A acusação feita na polícia por Leandro Mendonça
(PSDB), denunciando Rui Reis (PV) de ter supostamente contratado
uma pessoa para agredi-lo nas eleições de 2004,
quando ambos pertenciam ao mesmo grupo político, sofreu
uma reviravolta na segunda-feira, 14. O suposto contratado, Júlio
Maria de Araújo, negou a versão de Mendonça.
Rui Reis pretende, agora, levar o caso à Comissão
de Ética da Câmara dos Vereadores, além de
exigir reparação na Justiça.
Araújo figura como testemunha num inquérito policial
confuso, provocado pelo prefeito Adilson Donizeti (PSDB) e por
Leandro Mendonça contra Rui Reis no final de março.
Em seu depoimento, Donizeti afirmou temer até por sua integridade
física em razão de sua rivalidade com Rui que, segundo
ele, é alimentada pelo DEBATE. O prefeito disse
ter ficado sabendo que, durante as eleições de 2004,
segundo testemunhas, Rui teria expressado a vontade de contratar
pessoas para dar um jeito em Leandro. Ainda de acordo
com o depoimento, o prefeito ficou sabendo que Araújo procurou
Leandro para avisar que fora contratado por Rui para realizar
o serviço.
Em declarações à polícia, Leandro
afirma que Araújo o procurou no dia 27 de março
deste ano, quando teria confessado que, durante a eleição
municipal, Rui Reis o teria contratado para que arrumasse
umas pessoas e desse uma surra em Leandro. De acordo com
as declarações, o tucano procurou Araújo
mais de uma vez antes de registrar queixa contra Rui Reis.
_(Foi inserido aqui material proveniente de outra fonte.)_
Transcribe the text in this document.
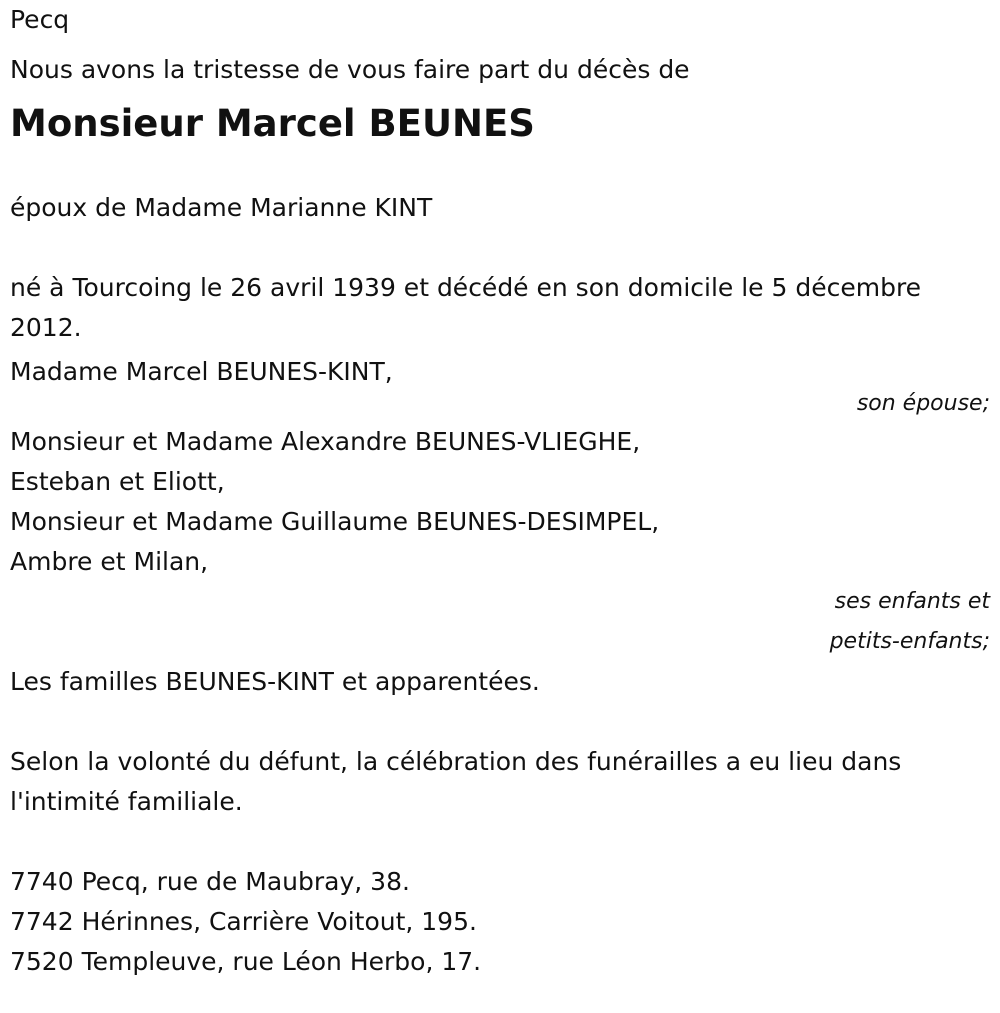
Pecq
Nous avons la tristesse de vous faire part du décès de
Monsieur Marcel BEUNES
époux de Madame Marianne KINT
né à Tourcoing le 26 avril 1939 et décédé en son domicile le 5 décembre 2012.
Madame Marcel BEUNES-KINT,
son épouse;
Monsieur et Madame Alexandre BEUNES-VLIEGHE,
Esteban et Eliott,
Monsieur et Madame Guillaume BEUNES-DESIMPEL,
Ambre et Milan,
ses enfants et
petits-enfants;
Les familles BEUNES-KINT et apparentées.
Selon la volonté du défunt, la célébration des funérailles a eu lieu dans l'intimité familiale.
7740 Pecq, rue de Maubray, 38.
7742 Hérinnes, Carrière Voitout, 195.
7520 Templeuve, rue Léon Herbo, 17.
Em seus primeiros depoimento à polícia, entretanto,
Araújo conta outra história: Rui teria declarado
a ele, após um comício, que precisava dar
uma surra no Leandro, mas Araújo tentou acalmar os
ânimos porque era nervosismo político.
A testemunha afirmou, ainda, que contou a história a Leandro
por sentir-se traído por Rui. Na época,
todos trabalhavam pela reeleição do prefeito Adilson
Donizeti (PSDB).
Ainda figuram como testemunhas no inquérito o assessor
jurídico da prefeitura, João Gabriel Lemos Ferreira
que prestou assessoria jurídica ao partido na última
eleição municipal e Ricardo Moral Lopes,
candidato derrotado a vereador pelo PSDB e atual assessor do prefeito.
No inquérito instaurado este ano, ambos afirmam recordar
da discussão ocorrida em 2004 e da promessa
feita no dia seguinte, de que Rui arrumaria alguém para
agredir Leandro. O inquérito foi enviado para a delegacia
seccional de Ourinhos, para conhecimento e providências
cabíveis.
Reviravolta Na segunda-feira, entretanto, Araújo
se dirigiu à Delegacia de Polícia para ratificar
seus depoimentos anteriores. Desta vez, a testemunha afirmou que
Rui disse a ele que precisava pegar o Leandro, e não
que arrumasse alguém para fazê-lo. Ele considera
que deve ter ocorrido um mal entendido por parte do
vereador tucano. Foi apenas um mal entendido na interpretação
das palavras do Leandro Mendonça, afirma Araújo,
que garante não ter mentido ou omitido a verdade anteriormente.
No mesmo dia, Rui Reis declarou à polícia ter procurado
Araújo para saber por que o mesmo havia mentido na polícia.
Em depoimento, Rui afirma que perguntou se Leandro ou o prefeito
Adilson Donizeti teriam lhe prometido algo para que mentisse.
Araújo informou que Leandro não prometera nada,
mas o prefeito sim. Rui afirma, ainda, que a conversa
com Araújo foi gravada para que seja disponibilizada no
momento oportuno.
Além do conselho de ética da Câmara, Rui pretende
levar o caso às vias judiciais. Para ele, os documentos
provam que houve falso testemunho, denunciação caluniosa
e formação de quadrilha.
Para o parlamentar, o arrependimento de Araújo ocorreu
porque o prefeito prometeu algo a ele, mas não cumpriu.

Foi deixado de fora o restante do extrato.